Some or all of these features can be seen in thriving community partnerships for maternal, newborn and child health around the world. The large-scale community health worker initiatives undertaken in Bangladesh (BRAC), India (Jamkhed and others) and Pakistan (Lady Health Workers,) for example, have all been led by local organizations – often women’s groups. These groups build on the established structures within communities that extend to other areas of development, including education and credit, as well as health. In the Philippines, the success of health workers at the barangay level, the smallest political unit in the country, was encouraged by the Barangay Health Workers’ Benefits and Incentives Act of 1995, which includes provisions for subsistence allowances, career enrichment, special training programmes and preferential access to loans. In Cambodia, for example, nongovernmental organizations cooperate and coordinate their programmes, by collaborating in a national Child Survival NGO Group that meets regularly in Phnom Penh. Members of this group and representatives from the Ministry of Health visit each other’s projects to examine and learn from advances and adaptations in approaches to maternal, newborn and child health care.

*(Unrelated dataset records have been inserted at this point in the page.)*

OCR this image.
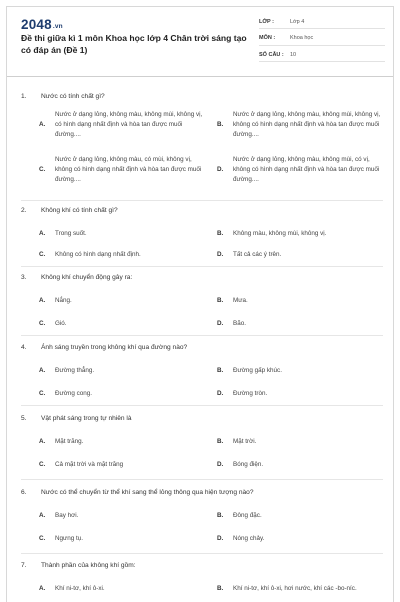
2048.vn
Đề thi giữa kì 1 môn Khoa học lớp 4 Chân trời sáng tạo có đáp án (Đề 1)
LỚP :	Lớp 4
MÔN :	Khoa học
SỐ CÂU :	10
1.	Nước có tính chất gì?
A.
Nước ở dạng lỏng, không màu, không mùi, không vị, có hình dạng nhất định và hòa tan được muối đường....
B.
Nước ở dạng lỏng, không màu, không mùi, không vị, không có hình dạng nhất định và hòa tan được muối đường....
C.
Nước ở dạng lỏng, không màu, có mùi, không vị, không có hình dạng nhất định và hòa tan được muối đường....
D.
Nước ở dạng lỏng, không màu, không mùi, có vị, không có hình dạng nhất định và hòa tan được muối đường....
2.	Không khí có tính chất gì?
A.	Trong suốt.	B.	Không màu, không mùi, không vị.
C.	Không có hình dạng nhất định.	D.	Tất cả các ý trên.
3.	Không khí chuyển động gây ra:
A.	Nắng.	B.	Mưa.
C.	Gió.	D.	Bão.
4.	Ánh sáng truyền trong không khí qua đường nào?
A.	Đường thẳng.	B.	Đường gấp khúc.
C.	Đường cong.	D.	Đường tròn.
5.	Vật phát sáng trong tự nhiên là
A.	Mặt trăng.	B.	Mặt trời.
C.	Cả mặt trời và mặt trăng	D.	Bóng điện.
6.	Nước có thể chuyển từ thể khí sang thể lỏng thông qua hiện tượng nào?
A.	Bay hơi.	B.	Đông đặc.
C.	Ngưng tụ.	D.	Nóng chảy.
7.	Thành phần của không khí gồm:
A.	Khí ni-tơ, khí ô-xi.	B.	Khí ni-tơ, khí ô-xi, hơi nước, khí các -bo-níc.
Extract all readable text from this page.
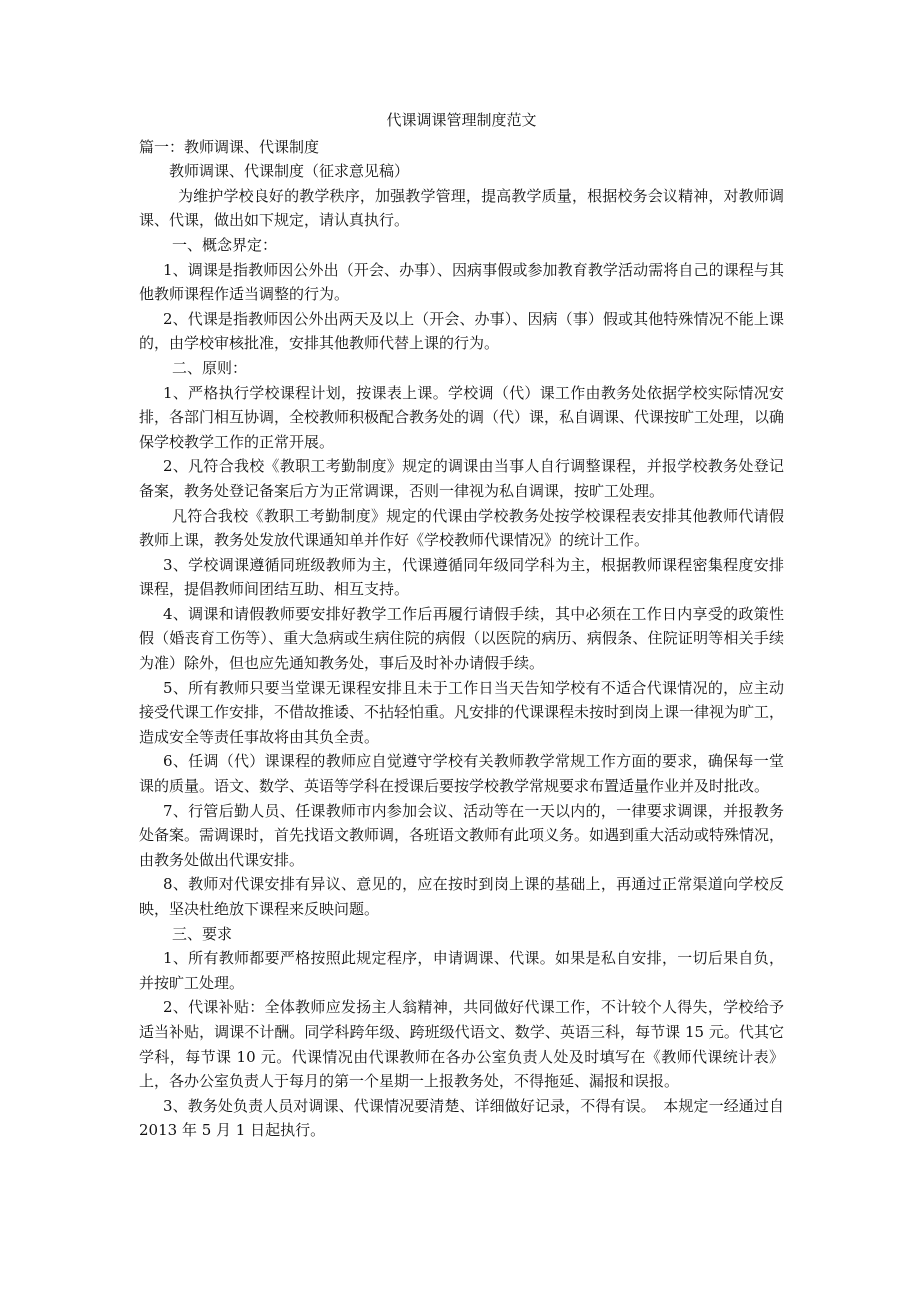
代课调课管理制度范文

篇一：教师调课、代课制度

教师调课、代课制度（征求意见稿）

为维护学校良好的教学秩序，加强教学管理，提高教学质量，根据校务会议精神，对教师调课、代课，做出如下规定，请认真执行。

一、概念界定：

1、调课是指教师因公外出（开会、办事）、因病事假或参加教育教学活动需将自己的课程与其他教师课程作适当调整的行为。

2、代课是指教师因公外出两天及以上（开会、办事）、因病（事）假或其他特殊情况不能上课的，由学校审核批准，安排其他教师代替上课的行为。

二、原则：

1、严格执行学校课程计划，按课表上课。学校调（代）课工作由教务处依据学校实际情况安排，各部门相互协调，全校教师积极配合教务处的调（代）课，私自调课、代课按旷工处理，以确保学校教学工作的正常开展。

2、凡符合我校《教职工考勤制度》规定的调课由当事人自行调整课程，并报学校教务处登记备案，教务处登记备案后方为正常调课，否则一律视为私自调课，按旷工处理。

凡符合我校《教职工考勤制度》规定的代课由学校教务处按学校课程表安排其他教师代请假教师上课，教务处发放代课通知单并作好《学校教师代课情况》的统计工作。

3、学校调课遵循同班级教师为主，代课遵循同年级同学科为主，根据教师课程密集程度安排课程，提倡教师间团结互助、相互支持。

4、调课和请假教师要安排好教学工作后再履行请假手续，其中必须在工作日内享受的政策性假（婚丧育工伤等）、重大急病或生病住院的病假（以医院的病历、病假条、住院证明等相关手续为准）除外，但也应先通知教务处，事后及时补办请假手续。

5、所有教师只要当堂课无课程安排且未于工作日当天告知学校有不适合代课情况的，应主动接受代课工作安排，不借故推诿、不拈轻怕重。凡安排的代课课程未按时到岗上课一律视为旷工，造成安全等责任事故将由其负全责。

6、任调（代）课课程的教师应自觉遵守学校有关教师教学常规工作方面的要求，确保每一堂课的质量。语文、数学、英语等学科在授课后要按学校教学常规要求布置适量作业并及时批改。

7、行管后勤人员、任课教师市内参加会议、活动等在一天以内的，一律要求调课，并报教务处备案。需调课时，首先找语文教师调，各班语文教师有此项义务。如遇到重大活动或特殊情况，由教务处做出代课安排。

8、教师对代课安排有异议、意见的，应在按时到岗上课的基础上，再通过正常渠道向学校反映，坚决杜绝放下课程来反映问题。

三、要求

1、所有教师都要严格按照此规定程序，申请调课、代课。如果是私自安排，一切后果自负，并按旷工处理。

2、代课补贴：全体教师应发扬主人翁精神，共同做好代课工作，不计较个人得失，学校给予适当补贴，调课不计酬。同学科跨年级、跨班级代语文、数学、英语三科，每节课 15 元。代其它学科，每节课 10 元。代课情况由代课教师在各办公室负责人处及时填写在《教师代课统计表》上，各办公室负责人于每月的第一个星期一上报教务处，不得拖延、漏报和误报。

3、教务处负责人员对调课、代课情况要清楚、详细做好记录，不得有误。　本规定一经通过自 2013 年 5 月 1 日起执行。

A rights-based approach to health
Finally, community partnerships in maternal, newborn and child health also form the heart of a rights-based approach to human progress. Participation is critical to enable people to achieve their full capabilities, exercise their rights to engage in public and community affairs, and foster equity, equality and empowerment – characteristics that are fundamental to sustainable human development and to the objectives of such compacts as the Universal Declaration of Human Rights, the Convention on the Rights of the Child, the Convention on the Elimination of All Forms of Discrimination against Women and the Millennium Declaration, among many others.
Many countries, including some of the poorest in the world, have implemented successful community-based health programmes. The challenge now will be to learn from their experiences, scale up successful projects and pilot programmes and reach the millions of children whom the health system, so far, has passed by.